O jornalista turco Fehim Taştekin afirma que o governo permitiu o comércio do petróleo do território ocupado pelo ISIS. Assim, segundo outras fontes, alguns dos membros da família do presidente Erdogan estão envolvidos no comércio petrolífero controlado pela organização terrorista.

Ao abordar esta questão, é fundamental considerar que uma intervenção militar internacional (por bombardeios aéreos) só servirá para reforçar o Estado Islâmico e outros grupos terroristas similares. Em seu lugar, o apoio às forças sobre o território que lutam por sua terra e a liberdade seria muito mais eficaz.

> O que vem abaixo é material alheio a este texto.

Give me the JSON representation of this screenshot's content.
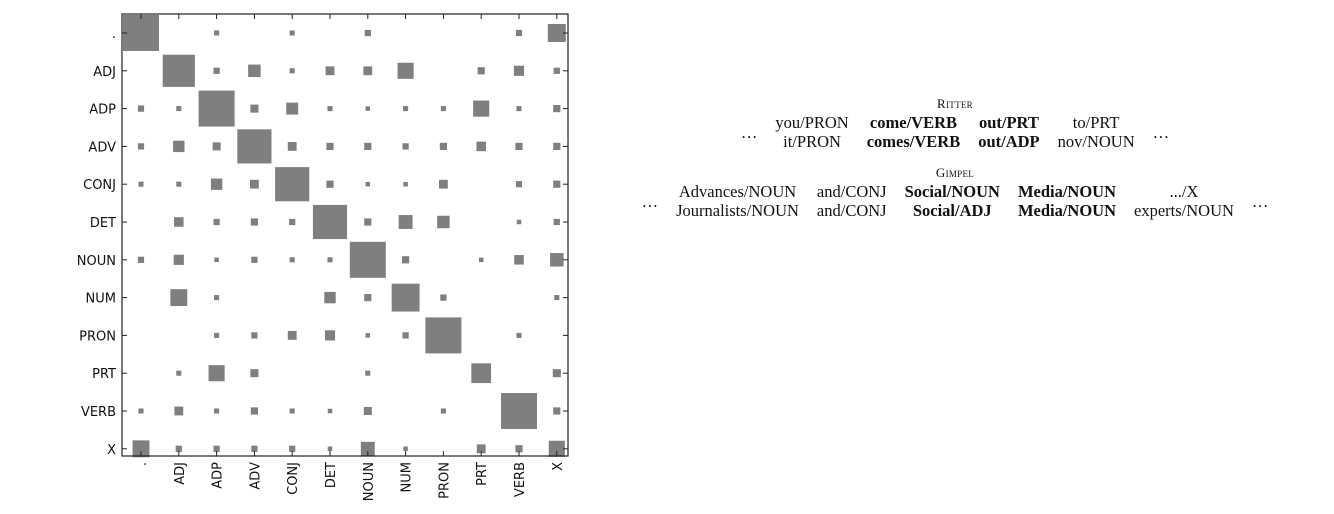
{
  "chart_data": {
    "type": "heatmap",
    "encoding": "square area proportional to value",
    "color": "#7f7f7f",
    "row_labels": [
      ".",
      "ADJ",
      "ADP",
      "ADV",
      "CONJ",
      "DET",
      "NOUN",
      "NUM",
      "PRON",
      "PRT",
      "VERB",
      "X"
    ],
    "col_labels": [
      ".",
      "ADJ",
      "ADP",
      "ADV",
      "CONJ",
      "DET",
      "NOUN",
      "NUM",
      "PRON",
      "PRT",
      "VERB",
      "X"
    ],
    "values": [
      [
        1.0,
        0,
        0.02,
        0,
        0.02,
        0,
        0.03,
        0,
        0,
        0,
        0.03,
        0.25
      ],
      [
        0,
        0.8,
        0.03,
        0.12,
        0.02,
        0.06,
        0.06,
        0.2,
        0,
        0.04,
        0.08,
        0.03
      ],
      [
        0.03,
        0.02,
        1.0,
        0.05,
        0.11,
        0.02,
        0.01,
        0.02,
        0.02,
        0.2,
        0.02,
        0.04
      ],
      [
        0.03,
        0.1,
        0.05,
        0.9,
        0.06,
        0.04,
        0.04,
        0.03,
        0.04,
        0.07,
        0.04,
        0.04
      ],
      [
        0.02,
        0.02,
        0.1,
        0.06,
        0.9,
        0.04,
        0.01,
        0.01,
        0.06,
        0,
        0.03,
        0.04
      ],
      [
        0,
        0.07,
        0.03,
        0.04,
        0.03,
        0.9,
        0.04,
        0.15,
        0.12,
        0,
        0.01,
        0.03
      ],
      [
        0.03,
        0.08,
        0.01,
        0.03,
        0.02,
        0.02,
        1.0,
        0.04,
        0,
        0.01,
        0.07,
        0.14
      ],
      [
        0,
        0.22,
        0.02,
        0,
        0,
        0.1,
        0.04,
        0.6,
        0.03,
        0,
        0,
        0.02
      ],
      [
        0,
        0,
        0.02,
        0.03,
        0.06,
        0.08,
        0.01,
        0.03,
        1.0,
        0,
        0.02,
        0
      ],
      [
        0,
        0.02,
        0.2,
        0.05,
        0,
        0,
        0.02,
        0,
        0,
        0.3,
        0,
        0.05
      ],
      [
        0.02,
        0.06,
        0.02,
        0.04,
        0.02,
        0.01,
        0.05,
        0,
        0.02,
        0,
        1.0,
        0.04
      ],
      [
        0.22,
        0.03,
        0.03,
        0.03,
        0.03,
        0.01,
        0.15,
        0.01,
        0,
        0.06,
        0.04,
        0.2
      ]
    ]
  },
  "examples": {
    "ritter": {
      "name": "Ritter",
      "ellipsis": "…",
      "row1": [
        {
          "text": "you/PRON",
          "bold": false
        },
        {
          "text": "come/VERB",
          "bold": true
        },
        {
          "text": "out/PRT",
          "bold": true
        },
        {
          "text": "to/PRT",
          "bold": false
        }
      ],
      "row2": [
        {
          "text": "it/PRON",
          "bold": false
        },
        {
          "text": "comes/VERB",
          "bold": true
        },
        {
          "text": "out/ADP",
          "bold": true
        },
        {
          "text": "nov/NOUN",
          "bold": false
        }
      ]
    },
    "gimpel": {
      "name": "Gimpel",
      "ellipsis": "…",
      "row1": [
        {
          "text": "Advances/NOUN",
          "bold": false
        },
        {
          "text": "and/CONJ",
          "bold": false
        },
        {
          "text": "Social/NOUN",
          "bold": true
        },
        {
          "text": "Media/NOUN",
          "bold": true
        },
        {
          "text": ".../X",
          "bold": false
        }
      ],
      "row2": [
        {
          "text": "Journalists/NOUN",
          "bold": false
        },
        {
          "text": "and/CONJ",
          "bold": false
        },
        {
          "text": "Social/ADJ",
          "bold": true
        },
        {
          "text": "Media/NOUN",
          "bold": true
        },
        {
          "text": "experts/NOUN",
          "bold": false
        }
      ]
    }
  }
}
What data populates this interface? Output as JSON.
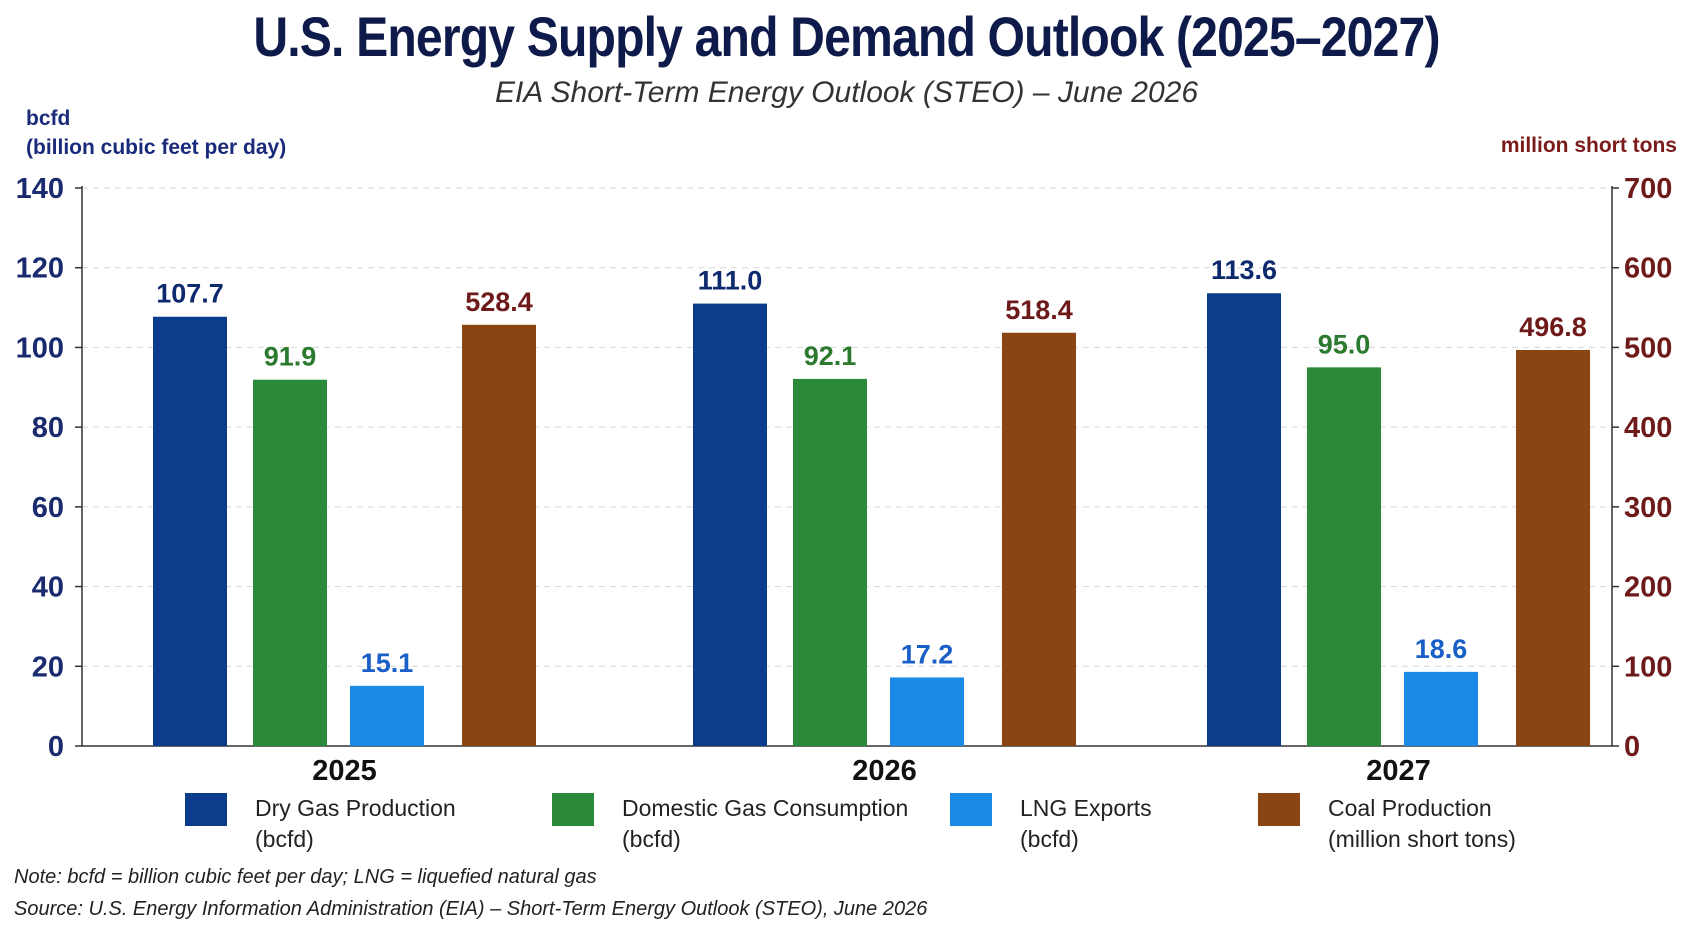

Em última instância, manter-se em permanente solidariedade com a singular experiência de democracia radical em Rojava, em meio a uma região cheia de violência e atrocidades, é uma responsabilidade para todo o mundo e a melhor maneira de avançar.

*Yasin Sunca é um ativista político curdo e pesquisador independente – @kurdeditir /Traducido por Rojava Azadî

Fonte: http://www.resumenlatinoamericano.org/2015/12/07/el-secreto-a-voces-de-la-colaboracion-entre-turquia-y-el-estado-islamico/

Tradução: Partido Comunista Brasileiro (PCB)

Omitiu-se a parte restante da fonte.